The Bigger They Come: Review

 The Bigger They Come by A. A. Fair (aka Erle Stanley Gardner of Perry Mason fame) is the first book of the Bertha Cool and Donald Lam series and it is their first case working together as well.  Lam is a down-on-his luck former lawyer who lost his license to practice for a year because he unwisely bragged to a client that he knew a foolproof way to commit murder. No locked doors; no mysterious poisons; just a little loophole in the law that would allow a guilty man to walk free. Cool is a woman who set up her own detective agency as a means of support after her philandering husband passed away. She's greedy, vulgar, and not opposed to dealing with both sides of the law if it means she'll make a fast (untraceable) buck.

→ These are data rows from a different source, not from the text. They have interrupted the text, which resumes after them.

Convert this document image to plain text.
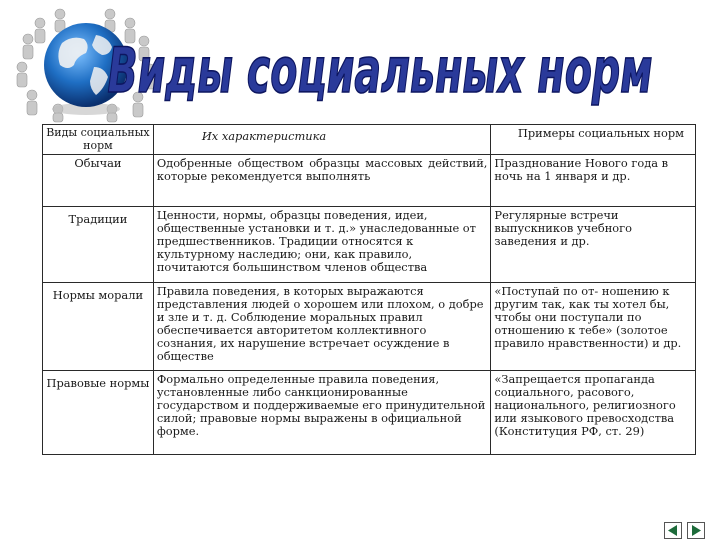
Виды социальных норм
Виды социальных норм	Их характеристика	Примеры социальных норм

Обычаи	Одобренные обществом образцы массовых действий, которые рекомендуется выполнять	Празднование Нового года в ночь на 1 января и др.
Традиции	Ценности, нормы, образцы поведения, идеи, общественные установки и т. д.» унаследованные от предшественников. Традиции относятся к культурному наследию; они, как правило, почитаются большинством членов общества	Регулярные встречи выпускников учебного заведения и др.
Нормы морали	Правила поведения, в которых выражаются представления людей о хорошем или плохом, о добре и зле и т. д. Соблюдение моральных правил обеспечивается авторитетом коллективного сознания, их нарушение встречает осуждение в обществе	«Поступай по от- ношению к другим так, как ты хотел бы, чтобы они поступали по отношению к тебе» (золотое правило нравственности) и др.
Правовые нормы	Формально определенные правила поведения, установленные либо санкционированные государством и поддерживаемые его принудительной силой; правовые нормы выражены в официальной форме.	«Запрещается пропаганда социального, расового, национального, религиозного или языкового превосходства (Конституция РФ, ст. 29)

We meet them as Lam arrives at the office in answer to a personal ad. He and every out-of-work Johnny in California have lined up to try and convince B. Cool of "B. Cool Confidential Investigations" that he is the man for the job. None of the applicants who go into B. Cool's private office last longer than 15 minutes and they all come out looking dazed, confused, or like they're running from a fire. Lam goes in and despite no experience whatsoever as a detective and his scrawny appearance manages to land the job. His ability to string a story and his former life as a lawyer will serve him well. Here is his take on his employer:

I sized up my new boss as she walked across the office and revised my first estimate of her weight by adding twenty pounds. She evidently didn't believe in confining herself to tight clothes. She wiggled and jiggled around inside her loose apparel like a cylinder of currant jelly on a plate. She walked with a smooth, easy rhythm. It wasn't a stride. You weren't conscious of her legs at all. She flowed past like a river. (p. 9)

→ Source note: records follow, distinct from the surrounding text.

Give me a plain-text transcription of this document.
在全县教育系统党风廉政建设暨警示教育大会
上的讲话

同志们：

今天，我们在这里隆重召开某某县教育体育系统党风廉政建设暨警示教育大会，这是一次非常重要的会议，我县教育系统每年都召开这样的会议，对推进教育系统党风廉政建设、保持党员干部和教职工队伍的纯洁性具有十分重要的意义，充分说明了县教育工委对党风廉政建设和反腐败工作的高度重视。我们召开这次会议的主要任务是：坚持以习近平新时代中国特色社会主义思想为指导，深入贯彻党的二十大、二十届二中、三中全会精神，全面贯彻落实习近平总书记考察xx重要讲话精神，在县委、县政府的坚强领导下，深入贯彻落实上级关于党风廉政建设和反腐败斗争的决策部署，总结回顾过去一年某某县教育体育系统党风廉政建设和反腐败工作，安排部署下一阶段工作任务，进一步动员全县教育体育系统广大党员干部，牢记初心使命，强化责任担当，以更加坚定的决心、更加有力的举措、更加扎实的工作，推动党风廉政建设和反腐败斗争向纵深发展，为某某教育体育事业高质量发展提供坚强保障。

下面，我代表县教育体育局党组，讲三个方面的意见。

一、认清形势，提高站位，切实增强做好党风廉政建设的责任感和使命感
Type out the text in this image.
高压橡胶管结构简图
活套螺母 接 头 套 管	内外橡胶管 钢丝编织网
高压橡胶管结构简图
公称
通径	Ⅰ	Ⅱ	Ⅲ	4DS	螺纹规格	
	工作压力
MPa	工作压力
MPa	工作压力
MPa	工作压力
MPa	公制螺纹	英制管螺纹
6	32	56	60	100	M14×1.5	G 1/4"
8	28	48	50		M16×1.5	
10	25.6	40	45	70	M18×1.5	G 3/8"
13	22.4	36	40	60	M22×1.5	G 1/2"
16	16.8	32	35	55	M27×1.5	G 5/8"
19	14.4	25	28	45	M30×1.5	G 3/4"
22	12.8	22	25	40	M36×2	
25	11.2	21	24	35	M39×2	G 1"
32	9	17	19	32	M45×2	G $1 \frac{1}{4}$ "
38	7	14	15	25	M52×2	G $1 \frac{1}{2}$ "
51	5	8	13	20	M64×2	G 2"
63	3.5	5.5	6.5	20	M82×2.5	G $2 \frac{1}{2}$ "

Lam's first assignment is to serve divorce papers on Morgan Birks a man rumored to have wealth from a slot-machine scandal. There's just one problem. Birks has apparently disappeared. So, Lam has to learn the ropes quickly and find ways to hunt down a man who has managed to elude both the police and the mob. He's also caught up in a web that involves a lot of moolah, mysterious safety deposit boxes, and a gang of toughs who kidnap him and beat him up in an effort to get him to reveal Birks's hiding place. When Birks winds up dead and the cops try to pin the murder on Lam's love interest (oh, yeah, we've got one of those too), he gets to try out his theory on committing a murder, confessing to it, and walking away scot-free.

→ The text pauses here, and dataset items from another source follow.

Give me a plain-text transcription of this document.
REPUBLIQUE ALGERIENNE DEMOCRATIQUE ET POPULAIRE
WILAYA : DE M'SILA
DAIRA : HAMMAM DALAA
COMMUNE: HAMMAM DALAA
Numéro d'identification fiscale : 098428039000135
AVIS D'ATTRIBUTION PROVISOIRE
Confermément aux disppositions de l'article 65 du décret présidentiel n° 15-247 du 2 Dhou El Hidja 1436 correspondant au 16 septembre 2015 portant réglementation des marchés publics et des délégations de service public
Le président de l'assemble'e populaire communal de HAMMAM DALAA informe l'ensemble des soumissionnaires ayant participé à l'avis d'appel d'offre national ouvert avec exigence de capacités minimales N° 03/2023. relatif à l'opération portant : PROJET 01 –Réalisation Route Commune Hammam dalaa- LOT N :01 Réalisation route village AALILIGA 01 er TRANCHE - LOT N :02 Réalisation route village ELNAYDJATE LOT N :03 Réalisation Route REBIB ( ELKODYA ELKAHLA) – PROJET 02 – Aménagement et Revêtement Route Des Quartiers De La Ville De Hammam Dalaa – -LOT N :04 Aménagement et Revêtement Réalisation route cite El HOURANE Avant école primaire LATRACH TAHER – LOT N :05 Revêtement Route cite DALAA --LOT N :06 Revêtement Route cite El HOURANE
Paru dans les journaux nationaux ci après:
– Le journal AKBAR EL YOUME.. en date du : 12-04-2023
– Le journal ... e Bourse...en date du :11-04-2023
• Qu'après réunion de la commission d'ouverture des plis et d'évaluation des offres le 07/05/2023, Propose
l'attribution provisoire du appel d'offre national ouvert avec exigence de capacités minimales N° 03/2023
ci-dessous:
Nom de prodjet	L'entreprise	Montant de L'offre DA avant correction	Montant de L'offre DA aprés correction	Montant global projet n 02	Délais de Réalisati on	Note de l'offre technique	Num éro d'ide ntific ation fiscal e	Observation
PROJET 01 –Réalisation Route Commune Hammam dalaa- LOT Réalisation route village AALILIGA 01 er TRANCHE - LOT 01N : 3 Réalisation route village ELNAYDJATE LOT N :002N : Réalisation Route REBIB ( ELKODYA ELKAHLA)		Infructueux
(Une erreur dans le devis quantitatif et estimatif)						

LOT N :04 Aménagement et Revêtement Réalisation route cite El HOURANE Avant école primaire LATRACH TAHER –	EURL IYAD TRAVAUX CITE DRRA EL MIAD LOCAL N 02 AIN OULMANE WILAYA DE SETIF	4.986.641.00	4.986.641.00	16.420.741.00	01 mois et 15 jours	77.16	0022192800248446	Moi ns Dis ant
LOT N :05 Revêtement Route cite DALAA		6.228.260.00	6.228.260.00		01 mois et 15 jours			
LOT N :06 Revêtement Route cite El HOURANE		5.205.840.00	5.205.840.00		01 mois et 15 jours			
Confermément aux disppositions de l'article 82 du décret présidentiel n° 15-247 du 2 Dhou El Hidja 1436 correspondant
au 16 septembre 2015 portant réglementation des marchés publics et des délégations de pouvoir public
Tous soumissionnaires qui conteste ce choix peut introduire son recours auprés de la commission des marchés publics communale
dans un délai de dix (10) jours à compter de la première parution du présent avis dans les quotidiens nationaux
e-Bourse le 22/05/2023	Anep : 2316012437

This is a fairly amusing introduction to the Cool and Lam combo. The characters aren't quite settled, so the entertainment value wasn't quite up to the standard of You Can Die Laughing (my own introduction to this series). The private eye/hard boiled genre isn't my usual fare, but Cool and Lam are a combination that I can enjoy. Because of his size Lam has had to depend on his wits rather than his brawn and I really appreciate his interactions with Bertha Cool. I have a few more of these sitting on my shelves and look forward to reading them. ★★  and 1/2.

Quote:
Men like women to be modern with them. It's when they're modern with other men that the trouble starts, (p. 23)

This fulfills the "Size in the Title" square on the Vintage Golden Bingo card.

2 comments:

fredamans said...

I was thinking how slow this book sounds to me... well, just slower than what I am used to... but then I read that snippet and figure I am so wrong. Great review!

Ryan said...

I have one of these laying around somewhere. I wonder where it is.